Following the release of the education white paper, it appears that the government is indeed serious about education.
However, the paper also represents a huge challenge for a great many groups. For instance, the cost of doing business in the schools market is going to go up significantly unless the companies that support the education system adopt smarter ways of working in the sector. From there being only 150 local education authority clients, there are now to be more than 18,000 individual school customers — not forgetting the voluntary-aided and independent schools, which pushes this number up to 25,000.
The white paper also begs the question: how will the newly created and still evolving Local Education Partnerships and Building Schools for the Future programme fit into all this? The government is on the threshold of the greatest capital investment in secondary education ever in the UK. Why, at the dawn of this renewal programme is it dismembering the very organisations charged with procuring this investment in our nation’s future?

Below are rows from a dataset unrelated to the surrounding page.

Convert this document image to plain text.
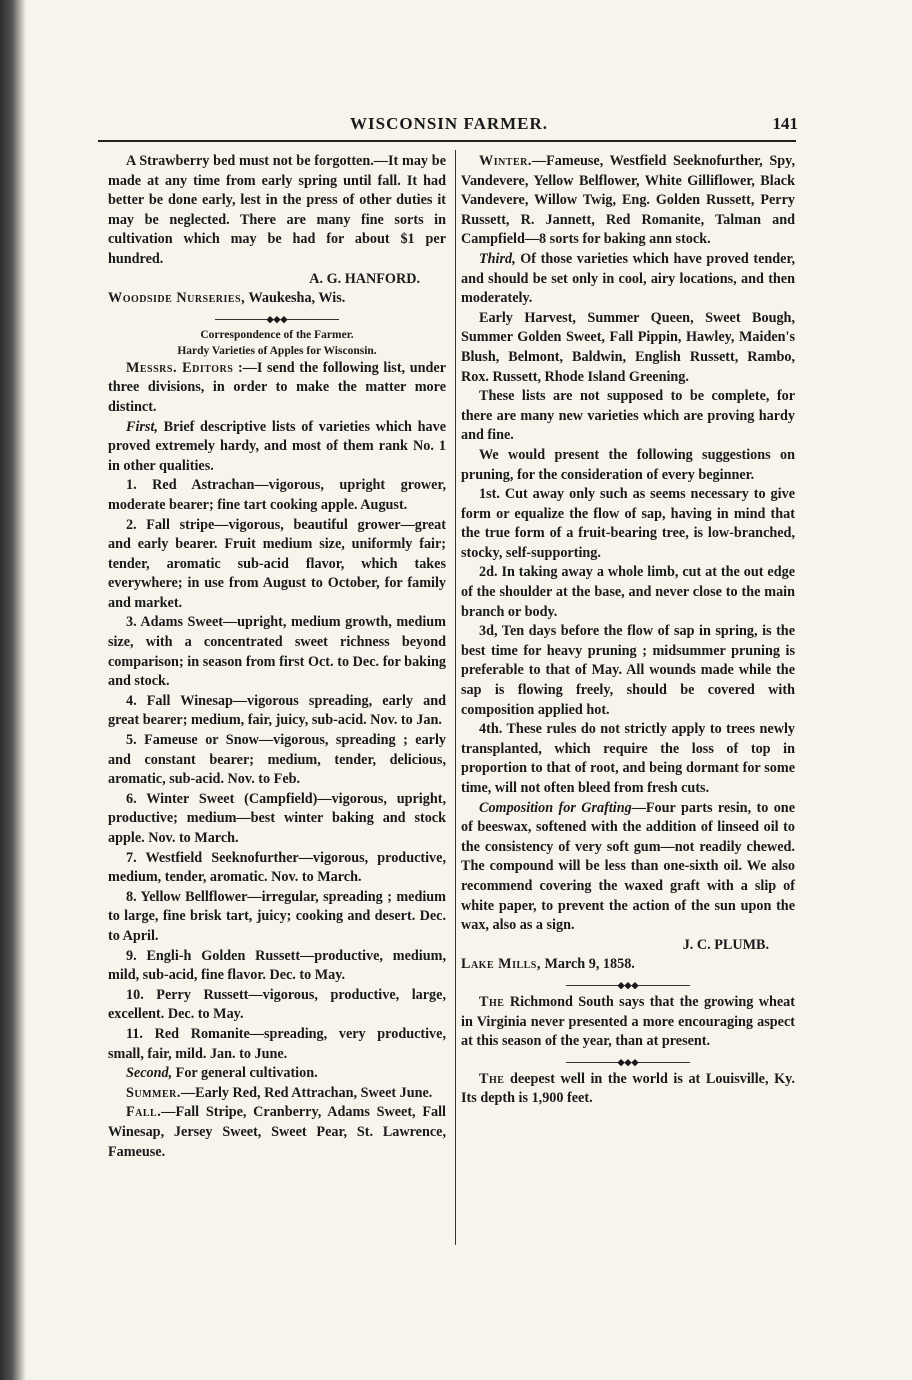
WISCONSIN FARMER.	141

A Strawberry bed must not be forgotten.—It may be made at any time from early spring until fall. It had better be done early, lest in the press of other duties it may be neglected. There are many fine sorts in cultivation which may be had for about $1 per hundred.

A. G. HANFORD.

Woodside Nurseries, Waukesha, Wis.

◆◆◆

Correspondence of the Farmer.

Hardy Varieties of Apples for Wisconsin.

Messrs. Editors :—I send the following list, under three divisions, in order to make the matter more distinct.

First, Brief descriptive lists of varieties which have proved extremely hardy, and most of them rank No. 1 in other qualities.

1. Red Astrachan—vigorous, upright grower, moderate bearer; fine tart cooking apple. August.

2. Fall stripe—vigorous, beautiful grower—great and early bearer. Fruit medium size, uniformly fair; tender, aromatic sub-acid flavor, which takes everywhere; in use from August to October, for family and market.

3. Adams Sweet—upright, medium growth, medium size, with a concentrated sweet richness beyond comparison; in season from first Oct. to Dec. for baking and stock.

4. Fall Winesap—vigorous spreading, early and great bearer; medium, fair, juicy, sub-acid. Nov. to Jan.

5. Fameuse or Snow—vigorous, spreading ; early and constant bearer; medium, tender, delicious, aromatic, sub-acid. Nov. to Feb.

6. Winter Sweet (Campfield)—vigorous, upright, productive; medium—best winter baking and stock apple. Nov. to March.

7. Westfield Seeknofurther—vigorous, productive, medium, tender, aromatic. Nov. to March.

8. Yellow Bellflower—irregular, spreading ; medium to large, fine brisk tart, juicy; cooking and desert. Dec. to April.

9. Engli-h Golden Russett—productive, medium, mild, sub-acid, fine flavor. Dec. to May.

10. Perry Russett—vigorous, productive, large, excellent. Dec. to May.

11. Red Romanite—spreading, very productive, small, fair, mild. Jan. to June.

Second, For general cultivation.

Summer.—Early Red, Red Attrachan, Sweet June.

Fall.—Fall Stripe, Cranberry, Adams Sweet, Fall Winesap, Jersey Sweet, Sweet Pear, St. Lawrence, Fameuse.

Winter.—Fameuse, Westfield Seeknofurther, Spy, Vandevere, Yellow Belflower, White Gilliflower, Black Vandevere, Willow Twig, Eng. Golden Russett, Perry Russett, R. Jannett, Red Romanite, Talman and Campfield—8 sorts for baking ann stock.

Third, Of those varieties which have proved tender, and should be set only in cool, airy locations, and then moderately.

Early Harvest, Summer Queen, Sweet Bough, Summer Golden Sweet, Fall Pippin, Hawley, Maiden's Blush, Belmont, Baldwin, English Russett, Rambo, Rox. Russett, Rhode Island Greening.

These lists are not supposed to be complete, for there are many new varieties which are proving hardy and fine.

We would present the following suggestions on pruning, for the consideration of every beginner.

1st. Cut away only such as seems necessary to give form or equalize the flow of sap, having in mind that the true form of a fruit-bearing tree, is low-branched, stocky, self-supporting.

2d. In taking away a whole limb, cut at the out edge of the shoulder at the base, and never close to the main branch or body.

3d, Ten days before the flow of sap in spring, is the best time for heavy pruning ; midsummer pruning is preferable to that of May. All wounds made while the sap is flowing freely, should be covered with composition applied hot.

4th. These rules do not strictly apply to trees newly transplanted, which require the loss of top in proportion to that of root, and being dormant for some time, will not often bleed from fresh cuts.

Composition for Grafting—Four parts resin, to one of beeswax, softened with the addition of linseed oil to the consistency of very soft gum—not readily chewed. The compound will be less than one-sixth oil. We also recommend covering the waxed graft with a slip of white paper, to prevent the action of the sun upon the wax, also as a sign.

J. C. PLUMB.

Lake Mills, March 9, 1858.

◆◆◆

The Richmond South says that the growing wheat in Virginia never presented a more encouraging aspect at this season of the year, than at present.

◆◆◆

The deepest well in the world is at Louisville, Ky. Its depth is 1,900 feet.
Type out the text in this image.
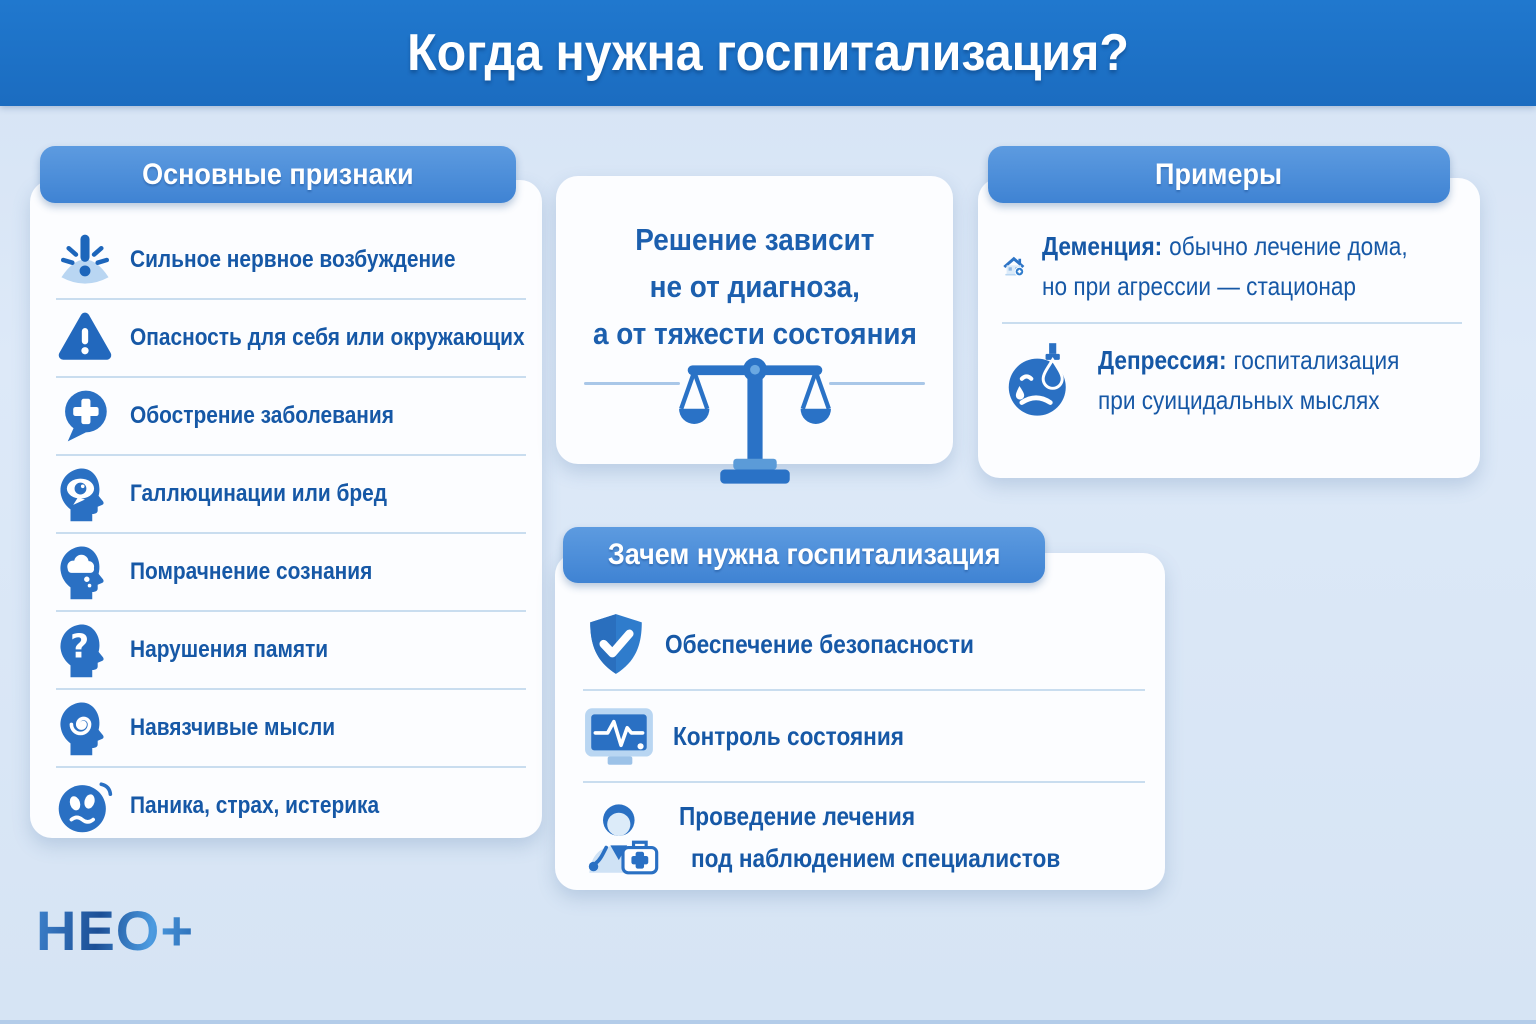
Когда нужна госпитализация?
Основные признаки
Сильное нервное возбуждение
Опасность для себя или окружающих
Обострение заболевания
Галлюцинации или бред
Помрачнение сознания
? Нарушения памяти
Навязчивые мысли
Паника, страх, истерика
Решение зависит
не от диагноза,
а от тяжести состояния
Примеры
Деменция: обычно лечение дома,
но при агрессии — стационар
Депрессия: госпитализация
при суицидальных мыслях
Зачем нужна госпитализация
Обеспечение безопасности
Контроль состояния
Проведение лечения
под наблюдением специалистов
НЕО+
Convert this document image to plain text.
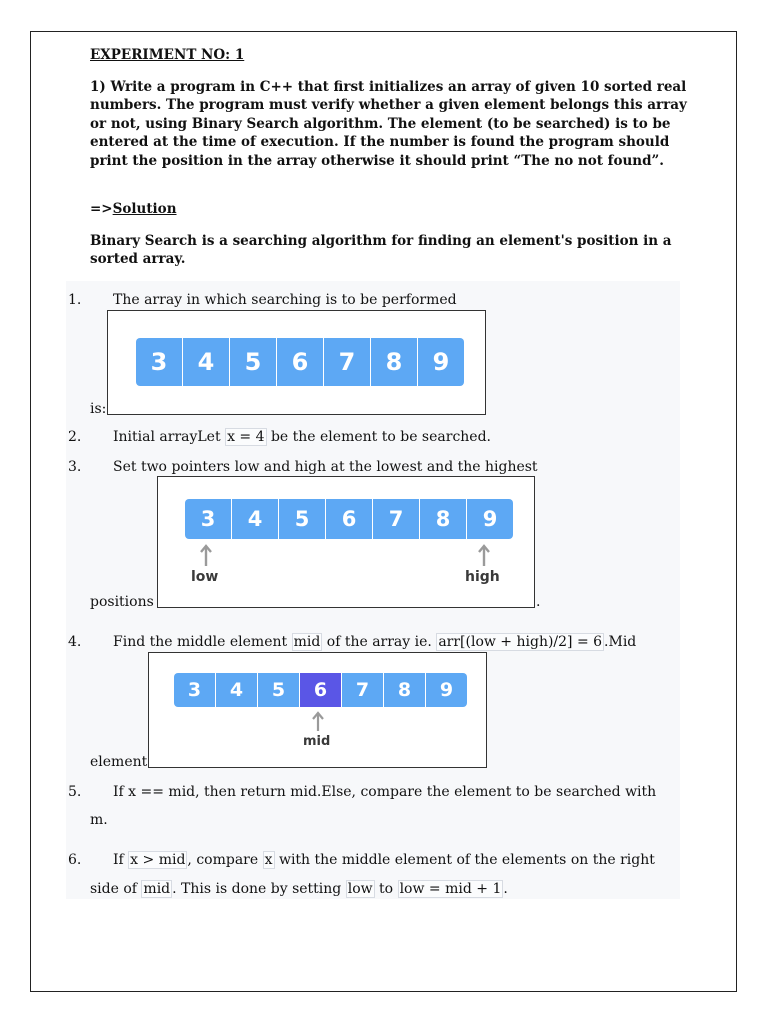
EXPERIMENT NO: 1
1) Write a program in C++ that first initializes an array of given 10 sorted real numbers. The program must verify whether a given element belongs this array or not, using Binary Search algorithm. The element (to be searched) is to be entered at the time of execution. If the number is found the program should print the position in the array otherwise it should print “The no not found”.
=>Solution
Binary Search is a searching algorithm for finding an element's position in a sorted array.
1. The array in which searching is to be performed
3	4	5	6	7	8	9
is:
2. Initial arrayLet x = 4 be the element to be searched.
3. Set two pointers low and high at the lowest and the highest
3	4	5	6	7	8	9
low	high
positions	.
4. Find the middle element mid of the array ie. arr[(low + high)/2] = 6 .Mid
3	4	5	6	7	8	9
mid
element
5. If x == mid, then return mid.Else, compare the element to be searched with
m.
6. If x > mid , compare x with the middle element of the elements on the right
side of mid . This is done by setting low to low = mid + 1 .
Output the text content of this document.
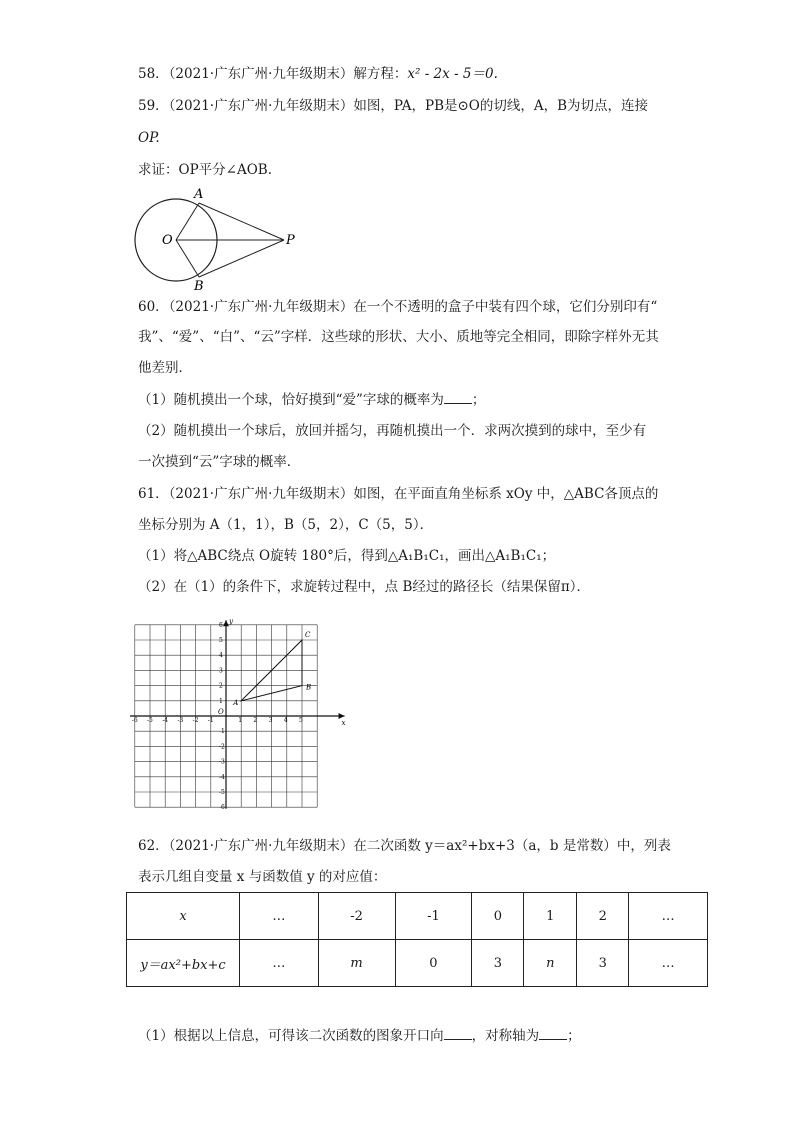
58．（2021·广东广州·九年级期末）解方程：x² - 2x - 5＝0.
59．（2021·广东广州·九年级期末）如图，PA，PB是⊙O的切线，A，B为切点，连接
OP.
求证：OP平分∠AOB.
A
O
B
P
60．（2021·广东广州·九年级期末）在一个不透明的盒子中装有四个球，它们分别印有“
我”、“爱”、“白”、“云”字样．这些球的形状、大小、质地等完全相同，即除字样外无其
他差别．
（1）随机摸出一个球，恰好摸到“爱”字球的概率为 ；
（2）随机摸出一个球后，放回并摇匀，再随机摸出一个．求两次摸到的球中，至少有
一次摸到“云”字球的概率．
61．（2021·广东广州·九年级期末）如图，在平面直角坐标系 xOy 中，△ABC各顶点的
坐标分别为 A（1，1），B（5，2），C（5，5）．
（1）将△ABC绕点 O旋转 180°后，得到△A₁B₁C₁，画出△A₁B₁C₁；
（2）在（1）的条件下，求旋转过程中，点 B经过的路径长（结果保留π）．
-6 -5 -4 -3 -2 -1	1 2 3 4 5
6
5
4
3
2
1
-1
-2
-3
-4
-5
-6
x
y
O
A
B
C
62．（2021·广东广州·九年级期末）在二次函数 y＝ax²+bx+3（a，b 是常数）中，列表
表示几组自变量 x 与函数值 y 的对应值：
x	…	-2	-1	0	1	2	…
y＝ax²+bx+c	…	m	0	3	n	3	…
（1）根据以上信息，可得该二次函数的图象开口向 ，对称轴为 ；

Bidding to become LEPs is already considered by many private sector PPP providers to be too costly for the likely return. Will the newly independent schools be required to buy in services from the LEP? My view is that schools will be able to opt out and that LEPs will have no guarantee of income outside PFI agreements, which is an increasingly small element of BSF.
As a company, EC Harris has fully supported the academies programme. Indeed, we’re involved in the delivery of more than one-third of all the academy projects currently being built. We also recognise the advantages of foundation schools and the new trust schools proposed by the white paper. But why have three or more versions of what is essentially the same thing: independent state schools?
We applaud the drive to give pupils and parents choice, but please let’s have a single education structure that is tried and tested, rather than yet more versions of the same thing. Why not simply make every school and academy, which are established as trusts, just like the new trust schools proposed? Or is this what the government is really proposing, but just spinning it not to look that way?